We can’t “hard work” our way through it.
This lack of control is something I have really felt since Lenny died. It felt like the ultimate example of how unpredictable life (and death) can be. A perfect pregnancy, I even happened to have a positioning scan at 38 weeks which showed his growth etc was perfect, an easy labour. He was born and then he died. No one in that room thought he was going to die. I’ve checked. Were they all really that great at having a poker face or did no one call it!? – no one thought it would happen. And no they didn’t miss any signals or signs – we have had numerous reports confirming exactly what we thought. Lenny died in an unpredictable tragic accident and everyone did everything they possibly could to save him.
In the early weeks and months after Lenny died I struggled with anxiety, particularly around death. I was preoccupied that loved ones could die. I couldn’t bare being apart from Roy. I felt a heightened sense of worry when driving or cycling. A really unlikely tragic event happened to us – what else could be around the corner? I don’t really know when this faded but it did.
When I was pregnant with Bhai I was obviously more anxious than I was with Lenny – I just knew too much. But, I wasn’t preoccupied with dread and terror and I increasingly grew in confidence. At each appointment everything was going perfectly well. Then suddenly we lost him. Unexpectedly. Out of the blue. All the medics assured and reassured and triple assured that it was nothing we did. Also there was nothing that they could do at 18 weeks. No control. And whilst we still don’t know the cause what we do know is this is completely independent of Lenny’s death.
I can’t hard work my way out of this. I followed every bit of guidance, I have a good diet, I’m a healthy weight, I don’t drink or smoke etc etc etc. Like sooooo many women I did everything I was told. But we have no control over this. I don’t have any medical conditions which we need to treat. This is another lightning bolt. A slightly less rare lightning bolt but a lightning bolt nevertheless.
During my Social Work Masters a lecturer described how uncertainty is what causes stress. It’s so true. We tend to manage this stress by trying to limit this uncertainty but since our boys died I really wonder – when there is so much randomness – how much choice or control do we really have?

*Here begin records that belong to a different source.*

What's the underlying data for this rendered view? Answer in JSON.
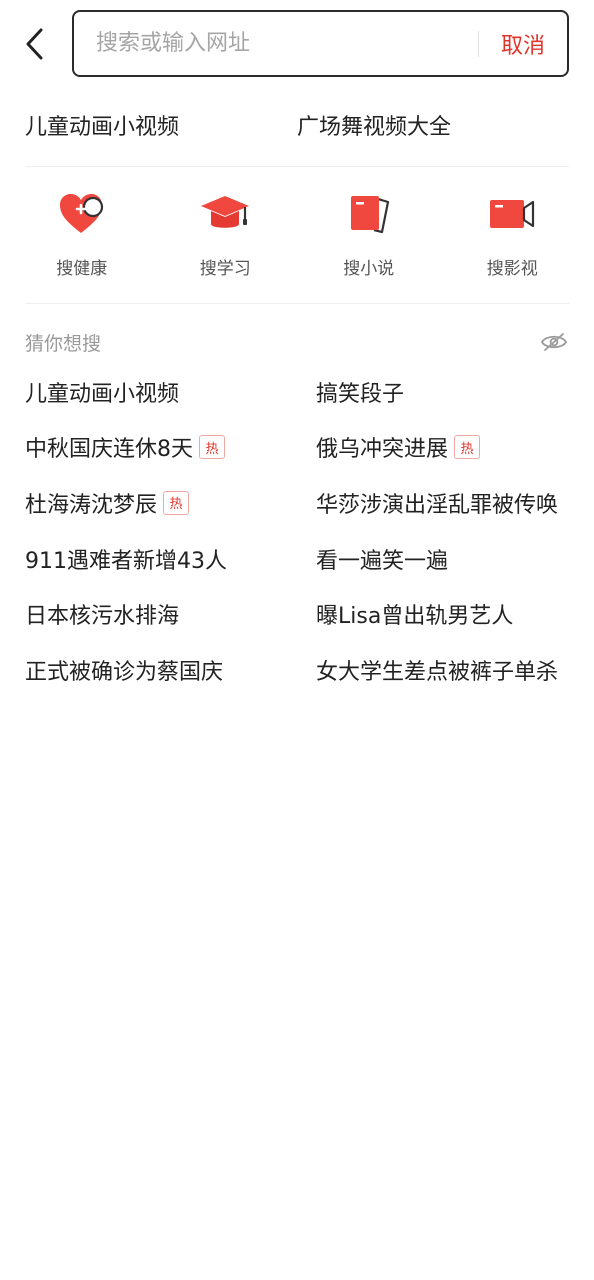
{
  "search": {
    "placeholder": "搜索或输入网址",
    "cancel_label": "取消"
  },
  "top_suggestions": [
    "儿童动画小视频",
    "广场舞视频大全"
  ],
  "quick_categories": [
    {
      "label": "搜健康",
      "icon": "heart-plus-icon"
    },
    {
      "label": "搜学习",
      "icon": "graduation-cap-icon"
    },
    {
      "label": "搜小说",
      "icon": "book-icon"
    },
    {
      "label": "搜影视",
      "icon": "video-camera-icon"
    }
  ],
  "guess": {
    "title": "猜你想搜",
    "hide_icon": "eye-hidden-icon",
    "hot_label": "热",
    "items": [
      {
        "text": "儿童动画小视频",
        "hot": false
      },
      {
        "text": "搞笑段子",
        "hot": false
      },
      {
        "text": "中秋国庆连休8天",
        "hot": true
      },
      {
        "text": "俄乌冲突进展",
        "hot": true
      },
      {
        "text": "杜海涛沈梦辰",
        "hot": true
      },
      {
        "text": "华莎涉演出淫乱罪被传唤",
        "hot": false
      },
      {
        "text": "911遇难者新增43人",
        "hot": false
      },
      {
        "text": "看一遍笑一遍",
        "hot": false
      },
      {
        "text": "日本核污水排海",
        "hot": false
      },
      {
        "text": "曝Lisa曾出轨男艺人",
        "hot": false
      },
      {
        "text": "正式被确诊为蔡国庆",
        "hot": false
      },
      {
        "text": "女大学生差点被裤子单杀",
        "hot": false
      }
    ]
  },
  "colors": {
    "accent": "#e0352b",
    "icon_red": "#f0473e",
    "text": "#222222",
    "muted": "#9a9a9a"
  }
}
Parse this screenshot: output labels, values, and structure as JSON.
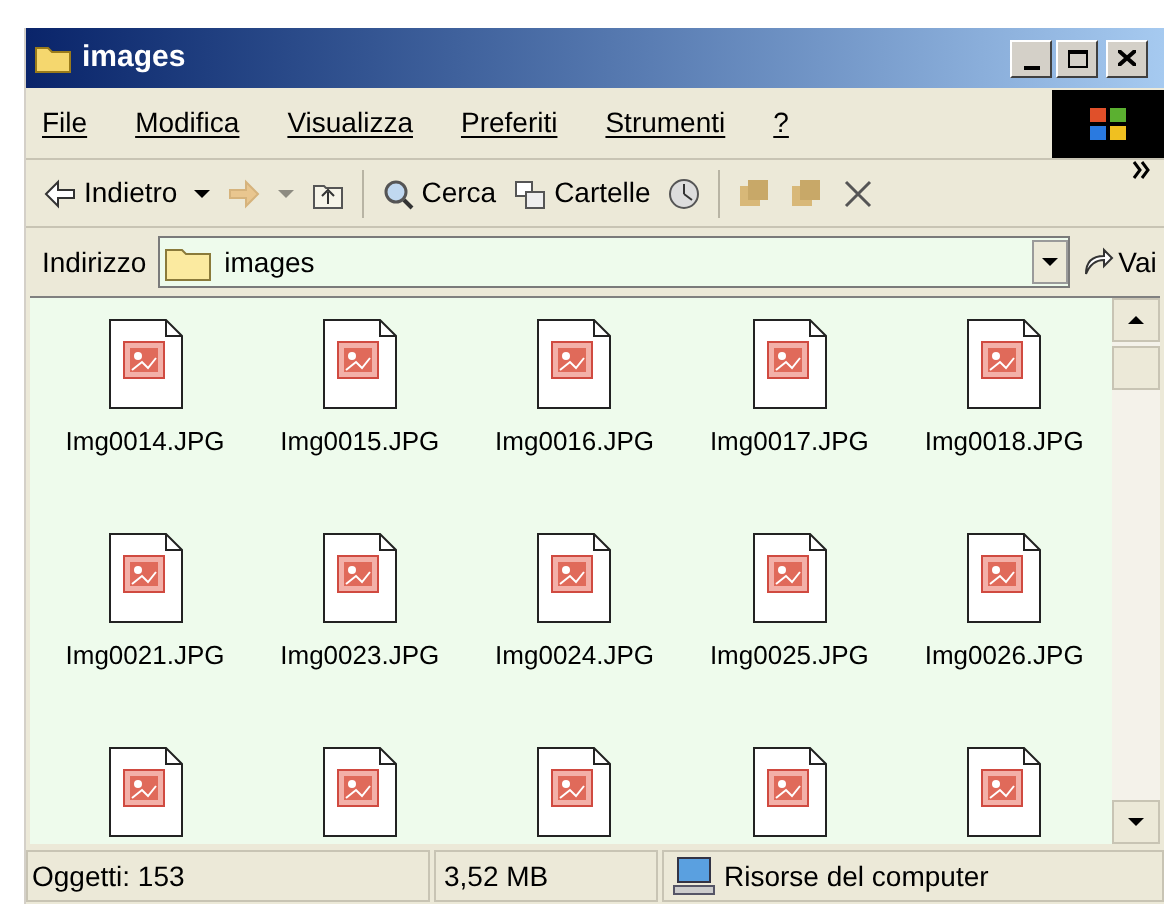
{
  "window": {
    "title": "images"
  },
  "menu": [
    "File",
    "Modifica",
    "Visualizza",
    "Preferiti",
    "Strumenti",
    "?"
  ],
  "toolbar": [
    {
      "kind": "back",
      "label": "Indietro",
      "disabled": false
    },
    {
      "kind": "forward",
      "disabled": true
    },
    {
      "kind": "up"
    },
    {
      "kind": "sep"
    },
    {
      "kind": "search",
      "label": "Cerca"
    },
    {
      "kind": "folders",
      "label": "Cartelle"
    },
    {
      "kind": "history"
    },
    {
      "kind": "sep"
    },
    {
      "kind": "move"
    },
    {
      "kind": "copy"
    },
    {
      "kind": "delete"
    }
  ],
  "address": {
    "label": "Indirizzo",
    "value": "images",
    "go": "Vai"
  },
  "files": [
    {
      "kind": "labeled",
      "name": "Img0014.JPG"
    },
    {
      "kind": "labeled",
      "name": "Img0015.JPG"
    },
    {
      "kind": "labeled",
      "name": "Img0016.JPG"
    },
    {
      "kind": "labeled",
      "name": "Img0017.JPG"
    },
    {
      "kind": "labeled",
      "name": "Img0018.JPG"
    },
    {
      "kind": "labeled",
      "name": "Img0021.JPG"
    },
    {
      "kind": "labeled",
      "name": "Img0023.JPG"
    },
    {
      "kind": "labeled",
      "name": "Img0024.JPG"
    },
    {
      "kind": "labeled",
      "name": "Img0025.JPG"
    },
    {
      "kind": "labeled",
      "name": "Img0026.JPG"
    },
    {
      "kind": "cut"
    },
    {
      "kind": "cut"
    },
    {
      "kind": "cut"
    },
    {
      "kind": "cut"
    },
    {
      "kind": "cut"
    }
  ],
  "status_bar": {
    "objects": "Oggetti: 153",
    "size": "3,52 MB",
    "zone": "Risorse del computer"
  }
}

We tend to simplify everything down to cause and effect, it makes things simpler. When good things happen to us we justify it by saying we deserve it and when shit things happen we often look to attribute blame. I am horrified by the number of people who have suggested that I am somehow to blame for my sons’ deaths or that this is a higher beings ‘will,’ – one a side note to the ‘everything happens for a reason’ crew – you wouldn’t say that if it were your kids who were dead ffs.
I’ve noticed how difficult people find it to even fathom Lenny’s death. How can something so rare and tragic happen out of the blue? A few people wanted to be angry at the medics but we explained they did nothing wrong. People just find it so hard to accept that awful things just…… happen. I get it! He’s my son and for what it’s worth I will never accept it. It is harder to fathom that his brother has also died – two random shit events. We just can’t rationalise everything.
What do we do now though with the knowledge that random bad things happen to (reasonably good) people? My brother has a theory that so many unlikely bad things keep happening that a frozen poo could fall from a plane and become embedded in my head. He made me do a small chuckle about this on one of my worst days of my life. The chance of that happening seems ridiculous but then when you consider what has actually happened it seems way less ridiculous or even likely.
I don’t feel the same level of anxiety as I did when Lenny died. Maybe I’m just more accustomed to terrible things happening for no reason. Or maybe I’ve slowly become more accepting of my lack of control?
I can’t keeping looking up for the frozen plane poo because I might miss things that are right in front of me. I have to live my life with all the uncertainty and risks. At the end of the day if the frozen plane poo does get me I’m n going to feel any better about it because I saw or predicted it would happen. If anything I would wish I soaked up everything I could before the plane poo was embedded in my head. So ….. I can’t keep checking the sky. I’ve got a life to live, one day at a time (sometimes one second at the moment) but I won’t be living it in fear.